Our winter weather this year has been wildly unpredictable this year. We've seen temperatures below 0F for the first time in 30 years, and streams that haven't seen significant icing since the loggers came 125 years ago were plunged into the deep freeze. On the other hand, the latest round of "polar vortex" brought us 18" of snow, followed immediately by temperatures in the 60s and 70s for several days in a row, resulting in a rapid and dramatic thaw. Work, weather and maintenance work aimed at fixing all the little incidental problems that crop up when a property gets hit by repeated waves of rapid cooling and heating have mostly kept me cooped up indoors, a less than satisfactory state of affairs, as far as I'm concerned.

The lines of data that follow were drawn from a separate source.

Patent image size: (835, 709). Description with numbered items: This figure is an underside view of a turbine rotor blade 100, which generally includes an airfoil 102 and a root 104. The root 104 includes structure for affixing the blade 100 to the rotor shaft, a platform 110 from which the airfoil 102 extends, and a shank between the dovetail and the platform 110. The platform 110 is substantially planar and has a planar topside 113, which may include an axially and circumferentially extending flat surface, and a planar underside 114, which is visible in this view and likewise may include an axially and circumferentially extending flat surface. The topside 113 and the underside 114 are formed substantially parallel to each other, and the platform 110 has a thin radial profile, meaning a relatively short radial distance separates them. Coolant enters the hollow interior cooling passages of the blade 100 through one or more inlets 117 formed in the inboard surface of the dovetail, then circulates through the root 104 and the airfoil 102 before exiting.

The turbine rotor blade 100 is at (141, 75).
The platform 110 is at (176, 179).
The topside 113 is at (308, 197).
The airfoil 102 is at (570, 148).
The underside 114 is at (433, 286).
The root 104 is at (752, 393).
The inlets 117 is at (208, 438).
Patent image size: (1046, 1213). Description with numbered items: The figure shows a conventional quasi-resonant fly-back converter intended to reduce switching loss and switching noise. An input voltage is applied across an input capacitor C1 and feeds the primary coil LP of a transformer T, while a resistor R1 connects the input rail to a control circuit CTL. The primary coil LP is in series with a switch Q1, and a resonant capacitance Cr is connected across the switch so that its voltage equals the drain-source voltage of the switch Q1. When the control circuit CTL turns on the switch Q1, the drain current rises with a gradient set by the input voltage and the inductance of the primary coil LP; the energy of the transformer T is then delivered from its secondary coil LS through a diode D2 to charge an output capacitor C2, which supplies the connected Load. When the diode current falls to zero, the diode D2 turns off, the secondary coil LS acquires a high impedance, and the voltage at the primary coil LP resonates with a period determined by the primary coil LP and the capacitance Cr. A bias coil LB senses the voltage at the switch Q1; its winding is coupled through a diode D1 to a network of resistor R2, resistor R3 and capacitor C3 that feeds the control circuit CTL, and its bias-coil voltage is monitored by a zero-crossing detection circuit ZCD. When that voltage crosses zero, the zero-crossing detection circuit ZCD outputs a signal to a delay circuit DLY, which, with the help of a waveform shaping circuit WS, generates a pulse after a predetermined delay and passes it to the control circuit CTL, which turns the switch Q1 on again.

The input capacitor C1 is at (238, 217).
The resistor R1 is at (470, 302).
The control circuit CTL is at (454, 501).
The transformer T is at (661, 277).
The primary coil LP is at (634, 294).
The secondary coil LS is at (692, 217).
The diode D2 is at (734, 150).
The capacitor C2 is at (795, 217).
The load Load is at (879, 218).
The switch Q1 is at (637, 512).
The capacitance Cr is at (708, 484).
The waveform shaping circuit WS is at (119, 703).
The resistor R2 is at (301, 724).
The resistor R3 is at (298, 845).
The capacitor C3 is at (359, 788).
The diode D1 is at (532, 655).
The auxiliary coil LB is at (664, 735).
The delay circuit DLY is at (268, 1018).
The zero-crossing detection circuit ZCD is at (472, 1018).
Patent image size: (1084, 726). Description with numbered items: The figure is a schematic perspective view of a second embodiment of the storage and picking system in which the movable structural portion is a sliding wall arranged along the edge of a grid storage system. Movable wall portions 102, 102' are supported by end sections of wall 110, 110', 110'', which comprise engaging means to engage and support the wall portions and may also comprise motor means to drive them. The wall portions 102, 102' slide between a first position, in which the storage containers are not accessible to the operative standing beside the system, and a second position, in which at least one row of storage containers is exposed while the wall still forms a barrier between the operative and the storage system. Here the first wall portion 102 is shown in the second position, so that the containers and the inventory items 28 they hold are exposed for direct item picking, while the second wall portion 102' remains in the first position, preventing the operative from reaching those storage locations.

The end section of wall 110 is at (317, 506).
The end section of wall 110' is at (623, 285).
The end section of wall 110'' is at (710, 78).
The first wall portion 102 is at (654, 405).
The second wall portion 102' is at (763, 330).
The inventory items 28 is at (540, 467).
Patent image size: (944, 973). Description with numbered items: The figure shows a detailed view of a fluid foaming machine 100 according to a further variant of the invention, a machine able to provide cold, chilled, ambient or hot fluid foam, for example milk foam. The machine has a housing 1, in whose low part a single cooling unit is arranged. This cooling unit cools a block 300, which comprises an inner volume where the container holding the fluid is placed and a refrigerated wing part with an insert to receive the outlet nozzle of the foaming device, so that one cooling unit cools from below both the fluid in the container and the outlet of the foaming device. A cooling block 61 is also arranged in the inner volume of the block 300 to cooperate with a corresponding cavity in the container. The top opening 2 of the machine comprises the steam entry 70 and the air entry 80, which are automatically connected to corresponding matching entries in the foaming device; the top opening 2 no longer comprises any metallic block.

I finally made my escape the other day, and headed deep into the hills in search of peace and trout. My initial destination was a lovely stream that plunges through a narrow gorge and can be reliably counted upon to provide decent fishing and superior solitude. Unfortunately, after hiking in to streamside, it was quickly apparent that the rapid thaw and an overnight thunderstorm had left the river a raging torrent howling for the blood of any angler foolish enough to try and wade it.
After some deliberation, I decided to hop over to another flow in the same drainage in search of wadeable water/ This creek has a wider, less channelized stream bed, and the stretch I hoped to target is situated further up the ridge line (hopefully upstream of the main bore of melt water). Here, I found a stream that, while still swollen and off-color, could be fished, so long as I was creative with my casting and willing to fish from some unusual places.

(I love to see things like this; faded regulatory signage is a reliable local indicator that a stream is rarely visited.)
Winter fishing is often a real hit or miss affair. The trout species present in the area tend toward torpor once water temperatures dip below 42F, as their digestive process becomes significantly less efficient at that point. The action was, not surprisingly, quite slow most of the day. Eventually, I came across a new deadfall, its skeletal limbs reaching down into a deep, slow hole, perfect habitat for a boss brown trout.